Why multi-GPU does not work better?

kevinphy · July 22, 2015, 3:15pm

Hi, our project is recently updated to using multi-GPU, but we found the run-time of 4-GPU is worse than single-GPU. And run-time of 2-GPU is also worse than single-GPU. Part of the our code in the following shows the basic structure we designed for multi-GPU. This structure is similarly repeated everywhere, so we were wondering if there is something we missed or misunderstood.
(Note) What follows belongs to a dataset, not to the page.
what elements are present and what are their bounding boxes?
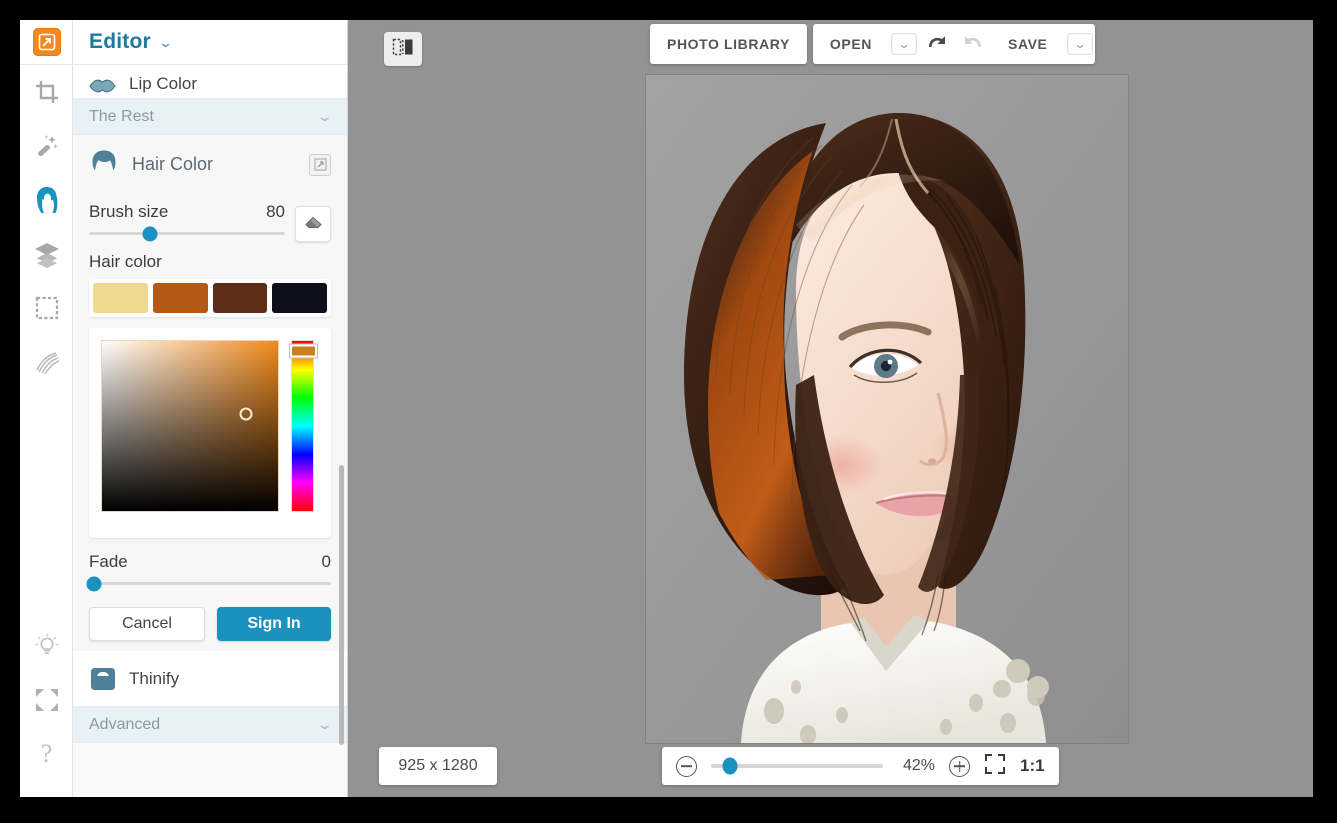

//=======================================================================================
template< size_t term_ID, size_t power >
__global__ void interface_orm(
    int ndim, int GPU_offset, double* device_Re_valueS, double* Rule, DEVICERatioS* device_RatioS ) {
//=======================================================================================

  const int index = blockIdx.x * blockDim.x + threadIdx.x + GPU_offset;

  double xx[max_n_dim];

  for( int dim_Cindex = 0; dim_Cindex < ndim; ++dim_Cindex ) {
    double xx_shift = index * Rule[dim_Cindex]; 
    xx_shift = xx_shift - (int)xx_shift;

    const double upper = 1.0;
    const double lower = 0.0;
    xx[dim_Cindex] = lower + (upper-lower) * xx_shift;
  }//endfor

  device_Re_valueS[index-GPU_offset] = abs( func<term_ID>( xx, device_RatioS ) );

}//end interface_orm


//=======================================================================================
template< size_t term_ID, size_t power >
double orm_daC( const int& ndim, const int& in_index, GLOBAL* global ) {
//=======================================================================================
  #include "constants.inc"

  for( int GPU_Cindex = 0; GPU_Cindex < global->n_GPU; ++GPU_Cindex ) {
    checkCudaErrors( cudaSetDevice(GPU_Cindex) );
    //-------------------------------------------
    int GPU_offset = GPU_Cindex*n_T2/global->n_GPU;
    //-------------------------------------------
    interface_orm<term_ID, power>
      <<< n_block_T2/global->n_GPU, block_size, 0, global->GPUBagS[GPU_Cindex].stream >>>
      ( ndim, GPU_offset,
        global->GPUBagS[GPU_Cindex].device_Re_valueS,
        global->GPUBagS[GPU_Cindex].device_Rule_T2,
        global->GPUBagS[GPU_Cindex].device_RatioS );
    //-------------------------------------------
    checkCudaErrors( cudaMemcpyAsync(
        global->host_Re_valueS + GPU_offset,
        global->GPUBagS[GPU_Cindex].device_Re_valueS,
        (n_T2/global->n_GPU)*sizeof(double),
        cudaMemcpyDeviceToHost,
        global->GPUBagS[GPU_Cindex].stream
    ) );
    //-------------------------------------------
  }//endfor GPU_Cindex

  //-------------------------------------------
  checkCudaErrors( cudaDeviceSynchronize() ); // wait for synchronize
  //-------------------------------------------

  return min( 1.0, 1.0/(*std::max_element( global->host_Re_valueS, global->host_Re_valueS+n_T2 )) );

}//end orm_daC

The GPU card is K20 and CUDA6.5 is used. Any thought or suggestion is appreciated. Thank you.

little_jimmy · July 23, 2015, 5:19am

when you compare kernel and memory transfer timelines for the 2 cases: single vs multi gpu, do you note something of significance?

in words, how have you distributed the work among the multiple gpus?
(are your memory accesses still coalesced?)

Robert_Crovella · July 24, 2015, 11:11pm

You may need to use one of the profilers to get some ideas.